After 15 months of structuring, Wynn Resorts (Macau) has finally closed its first round of senior funding. The facility is split into a US dollar tranche and a Hong Kong dollar tranche and both are further divided into a project facility and a hotel facility.
There is a term loan is for $382 million and a revolving credit facility for HK$117 million ($15 million). The term loan has a maturity of seven years and carries a price of 350bp over Libor. The facility has a two grace period from signing and then follows an amortization schedule. The average life is 5.35 years.
The Hong Kong dollar tranche has a maturity of three years and also carries a spread of 350bp over Hibor, 100bp more than was earlier reported.
Both facilities have recourse to Wynn Macau, which is 90% owned by Wynn Resorts of the US and 10% by local partner Wong Chi Seng. There is no guarantee on the facility by the parent company and no recourse to Wynn Resorts.
Global coordinating lead arrangers (GCLAs) on the deal are Deutsche Bank and SG. They pulled together an interesting syndicate of 14 other banks attracted to the relatively fat spreads on offer.
Senior lead arrangers taking just over $40 million were Aozora Bank, Banco Nacional Ultramarino, Bank of China (Macau) and Shinsei Bank. Lead arrangers were Korea First Bank with a $35 million take and WestLB with $30 million. Banco Comercial de Macau is an arranger with $25 million. Also on $25 million but as a lead manager is Allied Irish Bank. Other lead managers were Canadian Eastern Finance, which took $15 million, ICBC (Macau), which took nearly $12 million and Banco Espirito Do Oriente which took $10 million.
There were three lenders to the Hong Kong dollar facility: Banco National Ultramarino with HK$47 million; Banco Comercial De Macau with HK$40 million and Banco Delta Asia with HK$30 million.
The deal took a long time to structure as lenders had to get comfortable with the new rules surrounding the gaming sector in Macau. Since the new regulations came out in 2001, three new concessions have been awarded. In the process, the government has had to change its own legislation to accommodate a non-monopoly environment. As a result, the structuring of this loan had to go hand in hand with discussions with the government to make sure that everything dovetailed.
For instance, the lenders and the government had to work out how the concession rights to the license would be assigned to the lenders in the case of a bankruptcy. As the banks are not casinos (well, not with their own money), they would not be entitled to run the casino, so a way had to be found to ensure that the banks could transfer those rights to a qualified operator.
"We needed to perfect the security of those gaming assets under the new legislation," says Paul Smith, Deutsche Bank's co-head of debt products for Asia. "It was quite an exercise. It wasn't just a pure financing but it required a lot of coordination with the government."
Adds SG's head of project finance and advisory, Ashley Wilkins: "We believe the financing is a result of the complementary strengths of the parties involved and the high level of cooperation between Wynn Macau, the GCLAs and the numerous other parties involved in structuring the financing, including the Macau SAR Government"
Pricing for the deal was also an exercise in discovery.

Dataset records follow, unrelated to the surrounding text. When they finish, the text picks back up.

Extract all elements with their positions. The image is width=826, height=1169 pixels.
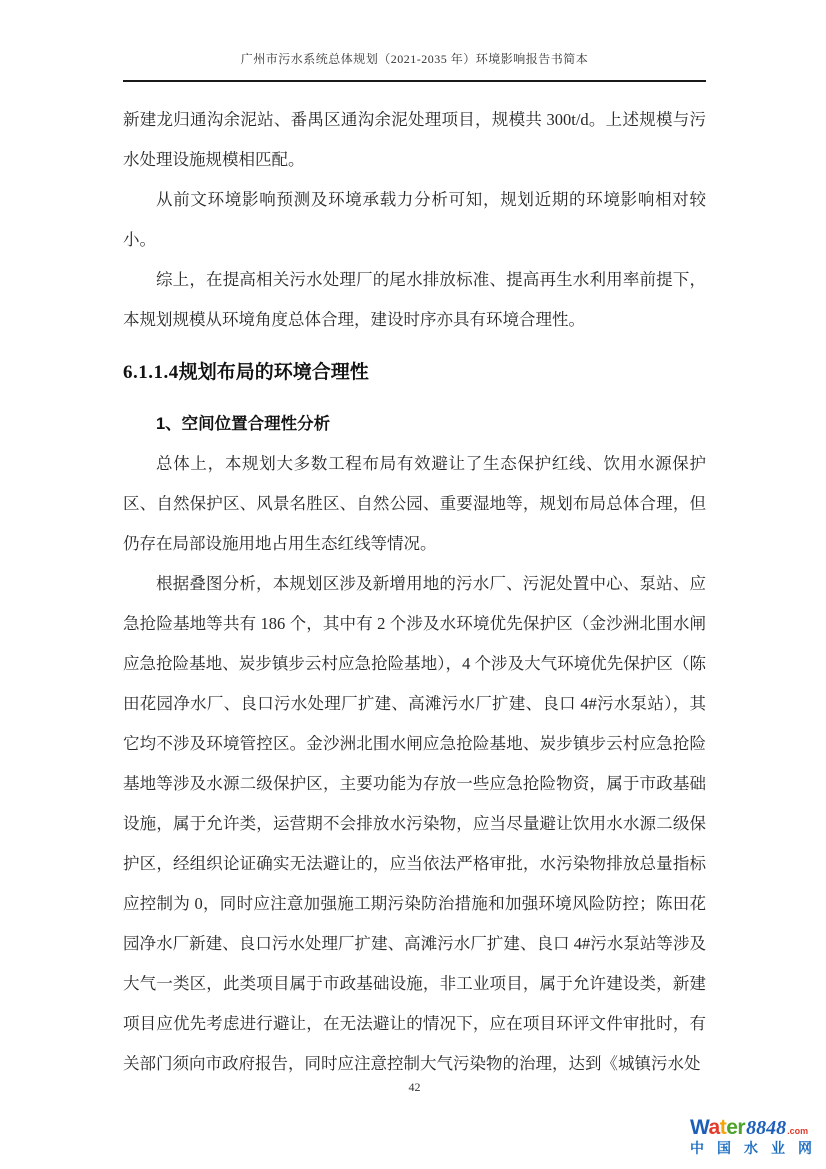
logo-cn-char: 水 bbox=[744, 1140, 758, 1156]
logo-tld: .com bbox=[787, 1126, 809, 1136]
logo-letter: a bbox=[708, 1116, 720, 1139]
water8848-logo bbox=[690, 1117, 812, 1155]
logo-word bbox=[690, 1117, 745, 1138]
header-title: 广州市污水系统总体规划（2021-2035 年）环境影响报告书简本 bbox=[240, 52, 589, 66]
logo-letter: e bbox=[726, 1116, 738, 1139]
page-number: 42 bbox=[408, 1080, 421, 1094]
section-heading-number: 6.1.1.4 bbox=[123, 362, 179, 383]
logo-letter: t bbox=[719, 1116, 727, 1139]
document-body bbox=[123, 100, 706, 1084]
logo-letter: W bbox=[690, 1116, 709, 1139]
paragraph: 综上，在提高相关污水处理厂的尾水排放标准、提高再生水利用率前提下，本规划规模从环境角度总体合理，建设时序亦具有环境合理性。 bbox=[123, 270, 706, 329]
logo-cn-char: 国 bbox=[717, 1140, 731, 1156]
paragraph: 新建龙归通沟余泥站、番禺区通沟余泥处理项目，规模共 300t/d。上述规模与污水处理设施规模相匹配。 bbox=[123, 110, 706, 169]
logo-cn-char: 网 bbox=[798, 1140, 812, 1156]
subsection-heading: 1、空间位置合理性分析 bbox=[156, 415, 331, 433]
logo-cn-char: 中 bbox=[690, 1140, 704, 1156]
paragraph: 根据叠图分析，本规划区涉及新增用地的污水厂、污泥处置中心、泵站、应急抢险基地等共有 186 个，其中有 2 个涉及水环境优先保护区（金沙洲北围水闸应急抢险基地、炭步镇步云村应急抢险基地），4 个涉及大气环境优先保护区（陈田花园净水厂、良口污水处理厂扩建、高滩污水厂扩建、良口 4#污水泵站），其它均不涉及环境管控区。金沙洲北围水闸应急抢险基地、炭步镇步云村应急抢险基地等涉及水源二级保护区，主要功能为存放一些应急抢险物资，属于市政基础设施，属于允许类，运营期不会排放水污染物，应当尽量避让饮用水水源二级保护区，经组织论证确实无法避让的，应当依法严格审批，水污染物排放总量指标应控制为 0，同时应注意加强施工期污染防治措施和加强环境风险防控；陈田花园净水厂新建、良口污水处理厂扩建、高滩污水厂扩建、良口 4#污水泵站等涉及大气一类区，此类项目属于市政基础设施，非工业项目，属于允许建设类，新建项目应优先考虑进行避让，在无法避让的情况下，应在项目环评文件审批时，有关部门须向市政府报告，同时应注意控制大气污染物的治理，达到《城镇污水处 bbox=[123, 574, 706, 1073]
paragraph: 从前文环境影响预测及环境承载力分析可知，规划近期的环境影响相对较小。 bbox=[123, 190, 706, 249]
logo-letter: r bbox=[737, 1116, 746, 1139]
paragraph: 总体上，本规划大多数工程布局有效避让了生态保护红线、饮用水源保护区、自然保护区、风景名胜区、自然公园、重要湿地等，规划布局总体合理，但仍存在局部设施用地占用生态红线等情况。 bbox=[123, 454, 706, 553]
logo-cn-char: 业 bbox=[771, 1140, 785, 1156]
logo-cn-name bbox=[690, 1141, 812, 1155]
section-heading-text: 规划布局的环境合理性 bbox=[178, 362, 369, 383]
section-heading bbox=[123, 358, 706, 388]
logo-wordmark bbox=[690, 1117, 812, 1138]
logo-number: 8848 bbox=[746, 1117, 787, 1139]
header-divider bbox=[123, 80, 706, 82]
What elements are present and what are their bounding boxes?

According to Smith, there were very few reference benchmarks for this deal and the leads had to use a combination of pricing for Macau risk, as well as recent pricing for Vegas deals. "It was very difficult to gain an accurate benchmark for this deal from just Asia," he says.

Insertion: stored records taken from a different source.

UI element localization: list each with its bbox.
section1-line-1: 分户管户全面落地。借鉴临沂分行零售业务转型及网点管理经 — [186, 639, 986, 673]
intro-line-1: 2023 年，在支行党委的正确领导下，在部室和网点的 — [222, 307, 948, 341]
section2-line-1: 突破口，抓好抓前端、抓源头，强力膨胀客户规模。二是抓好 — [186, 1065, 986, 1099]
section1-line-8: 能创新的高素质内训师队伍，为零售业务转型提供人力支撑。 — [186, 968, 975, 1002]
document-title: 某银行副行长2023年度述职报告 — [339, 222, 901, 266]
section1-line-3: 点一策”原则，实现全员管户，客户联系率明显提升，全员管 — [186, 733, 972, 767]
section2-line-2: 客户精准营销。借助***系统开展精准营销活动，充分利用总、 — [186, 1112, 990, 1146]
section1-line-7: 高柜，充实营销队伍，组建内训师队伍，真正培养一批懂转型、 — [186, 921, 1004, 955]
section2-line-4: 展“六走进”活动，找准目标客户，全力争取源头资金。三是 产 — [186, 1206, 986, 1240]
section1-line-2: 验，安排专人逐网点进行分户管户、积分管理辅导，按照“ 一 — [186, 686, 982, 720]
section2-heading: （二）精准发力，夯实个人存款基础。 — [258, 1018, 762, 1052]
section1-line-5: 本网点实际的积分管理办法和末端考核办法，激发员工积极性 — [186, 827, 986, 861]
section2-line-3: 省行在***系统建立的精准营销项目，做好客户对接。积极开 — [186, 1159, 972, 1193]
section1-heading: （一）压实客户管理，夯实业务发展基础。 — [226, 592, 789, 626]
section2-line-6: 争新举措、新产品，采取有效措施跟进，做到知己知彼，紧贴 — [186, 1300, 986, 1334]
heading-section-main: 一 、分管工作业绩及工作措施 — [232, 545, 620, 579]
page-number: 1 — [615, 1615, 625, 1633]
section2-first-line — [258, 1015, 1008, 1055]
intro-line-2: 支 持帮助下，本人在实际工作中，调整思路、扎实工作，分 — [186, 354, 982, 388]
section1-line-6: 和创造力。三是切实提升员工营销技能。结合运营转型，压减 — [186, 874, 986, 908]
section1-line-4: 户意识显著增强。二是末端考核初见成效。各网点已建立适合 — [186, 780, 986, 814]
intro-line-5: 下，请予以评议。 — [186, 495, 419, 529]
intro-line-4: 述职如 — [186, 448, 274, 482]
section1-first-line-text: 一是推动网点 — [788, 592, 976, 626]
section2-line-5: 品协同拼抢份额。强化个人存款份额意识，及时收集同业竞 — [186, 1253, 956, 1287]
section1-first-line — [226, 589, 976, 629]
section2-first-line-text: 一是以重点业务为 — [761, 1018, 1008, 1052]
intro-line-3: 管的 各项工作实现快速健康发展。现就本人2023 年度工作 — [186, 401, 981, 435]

Still, the bankers clearly would have enjoyed their due diligence, which in particular would have involved some close scrutiny of the recently opened Sands Resort Macau. Anyone going to Macau in recent months could not fail to notice how popular this casino is with people stacked five deep at the myriad tables in a gaming hall the size of a football field.
"There has been a lot of interest in the Sands and we have been monitoring this," says Smith. "The early signs are that it will be very successful and we are certain that Wynn Macau will be the same. It shows it has a very strong business model."
Wynn Macau will be a hotel, shopping and destination gaming resort on a 16-acre site. With 600 rooms and 100,000 square feet of gambling space, it will be one of the biggest such casino complexes in Asia. The total project cost is expected to be $700 million, with roughly 50% of the cost coming from the shareholders' equity and 50% through this debt facility.